Mesclando humor e crítica, o enredo acompanha Pedro desde os primeiros indícios do distúrbio e suas implicações nos relacionamentos pessoais e com o mundo externo. A presença de Abu em cena aparece mais do que um narrador, e sim uma outra extensão física da mente desse personagem, tal qual aquela voz que sussurra na mente, gerando crises de ansiedade e de auto cobrança.
A estética do espetáculo é minimalista: poucos objetos em cena, toalhas e uma estrutura móvel que se transforma junto com a narrativa. A simplicidade, no entanto, não significa pobreza narrativa, pelo contrário, cada elemento cumpre uma função dramatúrgica, adquirindo novos sentidos à medida que a história avança. Em uma análise abstrata, poderia dizer que todos esses elementos funcionam como uma materialização da mente de Pedro (e a prova disso é quando a parede repleta de relógios se revela, tornando visível o caos interno que o consome).

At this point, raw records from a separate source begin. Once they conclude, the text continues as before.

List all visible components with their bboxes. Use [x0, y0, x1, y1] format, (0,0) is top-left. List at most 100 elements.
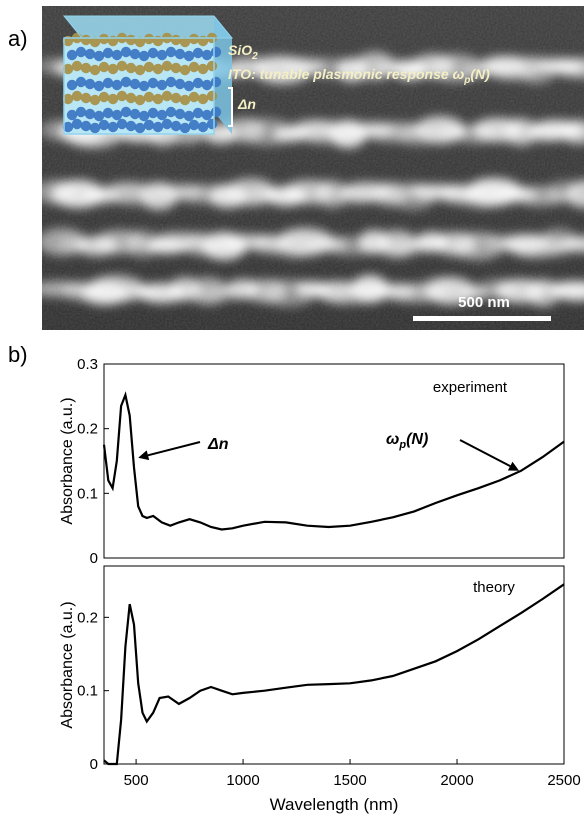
nanoparticle: [179, 36, 191, 48]
nanoparticle: [84, 78, 96, 90]
x-tick-label: 500: [124, 772, 149, 789]
y-tick-label: 0.1: [77, 683, 98, 700]
nanoparticle: [89, 36, 101, 48]
y-tick-label: 0: [90, 756, 98, 773]
nanoparticle: [147, 107, 159, 119]
nanoparticle: [134, 36, 146, 48]
nanoparticle: [201, 109, 213, 121]
nanoparticle: [174, 78, 186, 90]
nanoparticle: [165, 76, 177, 88]
nanoparticle: [98, 61, 110, 73]
nanoparticle: [192, 107, 204, 119]
nanoparticle: [188, 91, 200, 103]
y-tick-label: 0.2: [77, 421, 98, 438]
nanoparticle: [134, 94, 146, 106]
nanoparticle: [134, 64, 146, 76]
theory-plot: 0 0.1 0.2 500 1000 1500 2000 2500 theory Absor…: [59, 565, 581, 814]
x-tick-label: 1000: [226, 772, 259, 789]
nanoparticle: [183, 50, 195, 62]
nanoparticle: [66, 79, 78, 91]
nanoparticle: [170, 92, 182, 104]
nanoparticle: [129, 48, 141, 60]
x-axis-label: Wavelength (nm): [270, 795, 399, 814]
nanoparticle: [89, 122, 101, 134]
nanoparticle: [188, 119, 200, 131]
nanoparticle: [197, 93, 209, 105]
nanoparticle: [152, 121, 164, 133]
scale-bar-label: 500 nm: [458, 294, 510, 311]
delta-n-bracket: [228, 87, 233, 127]
nanoparticle: [125, 92, 137, 104]
nanoparticle: [89, 64, 101, 76]
nanoparticle: [174, 108, 186, 120]
x-tick-label: 1500: [333, 772, 366, 789]
nanoparticle: [188, 33, 200, 45]
nanoparticle: [102, 47, 114, 59]
delta-n-arrowhead: [138, 450, 150, 461]
nanoparticle: [143, 91, 155, 103]
nanoparticle: [138, 80, 150, 92]
nanoparticle: [197, 63, 209, 75]
nanoparticle: [147, 77, 159, 89]
layered-cube-schematic: [62, 15, 234, 135]
nanoparticle: [170, 62, 182, 74]
nanoparticle: [71, 90, 83, 102]
panel-label-a: a): [8, 26, 28, 51]
nanoparticle: [75, 46, 87, 58]
y-tick-label: 0: [90, 550, 98, 567]
nanoparticle: [179, 122, 191, 134]
x-tick-label: 2500: [547, 772, 580, 789]
nanoparticle: [165, 106, 177, 118]
delta-n-arrow: [147, 441, 201, 457]
experiment-y-axis-label: Absorbance (a.u.): [59, 397, 76, 524]
nanoparticle: [98, 33, 110, 45]
nanoparticle: [210, 46, 222, 58]
omega-p-arrowhead: [507, 461, 520, 471]
nanoparticle: [125, 62, 137, 74]
nanoparticle: [62, 121, 74, 133]
y-tick-label: 0.1: [77, 485, 98, 502]
nanoparticle: [89, 94, 101, 106]
nanoparticle: [107, 93, 119, 105]
nanoparticle: [197, 121, 209, 133]
nanoparticle: [80, 62, 92, 74]
nanoparticle: [206, 60, 218, 72]
nanoparticle: [111, 79, 123, 91]
sio2-label: SiO2: [228, 42, 258, 62]
nanoparticle: [192, 77, 204, 89]
nanoparticle: [183, 110, 195, 122]
nanoparticle: [179, 64, 191, 76]
sem-micrograph: SiO2 ITO: tunable plasmonic response ωp(…: [42, 6, 584, 330]
nanoparticle: [152, 63, 164, 75]
nanoparticle: [125, 34, 137, 46]
nanoparticle: [116, 60, 128, 72]
nanoparticle: [170, 120, 182, 132]
nanoparticle: [116, 118, 128, 130]
omega-p-arrow: [459, 439, 511, 467]
nanoparticle: [120, 106, 132, 118]
nanoparticle: [120, 46, 132, 58]
scale-bar: [413, 316, 551, 321]
nanoparticle: [111, 109, 123, 121]
x-tick-label: 2000: [440, 772, 473, 789]
nanoparticle: [161, 118, 173, 130]
y-tick-label: 0.2: [77, 609, 98, 626]
nanoparticle: [93, 110, 105, 122]
nanoparticle: [192, 47, 204, 59]
nanoparticle: [134, 122, 146, 134]
nanoparticle: [152, 93, 164, 105]
omega-p-annotation: ωp(N): [386, 431, 428, 451]
nanoparticle: [174, 48, 186, 60]
nanoparticle: [107, 121, 119, 133]
nanoparticle: [62, 63, 74, 75]
nanoparticle: [143, 33, 155, 45]
nanoparticle: [84, 108, 96, 120]
delta-n-annotation: Δn: [207, 436, 229, 453]
ito-label: ITO: tunable plasmonic response ωp(N): [228, 66, 490, 86]
nanoparticle: [102, 107, 114, 119]
nanoparticle: [84, 48, 96, 60]
nanoparticle: [188, 61, 200, 73]
theory-series-line: [103, 583, 565, 766]
nanoparticle: [116, 90, 128, 102]
nanoparticle: [183, 80, 195, 92]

Consequentemente, a atenção dedicada a envolver o público na cena — seja por meio das reações às correrias dos personagens, seja pela participação física no palco — transforma a história em uma extensão da própria plateia, que a acompanha e alimenta. A experiência torna-se, assim, uma conversa franca sobre o lugar em que estamos e os caminhos que podemos seguir. Nesse processo, talvez o reflexo mais evidente dessa conexão seja o riso. Tudo isso também contribui para ampliar o debate sobre as formas de expressão da palhaçaria para além do universo circense, revelando como essa linguagem habita o interior de cada indivíduo.
Tecnicamente, a atmosfera ganha força com a iluminação de João Lucas Vieira e a sonoplastia inventiva de Venicius Gomes, que juntos constroem texturas visuais e sonoras capazes de ampliar a experiência do público para além do que está em cena. A alternância de cores, sobretudo entre os tons frios de azul e o branco intenso, dialoga com o teclado que tanto cria melodias quanto reproduz sons do cotidiano, como o toque de um celular e a batida de um tambor.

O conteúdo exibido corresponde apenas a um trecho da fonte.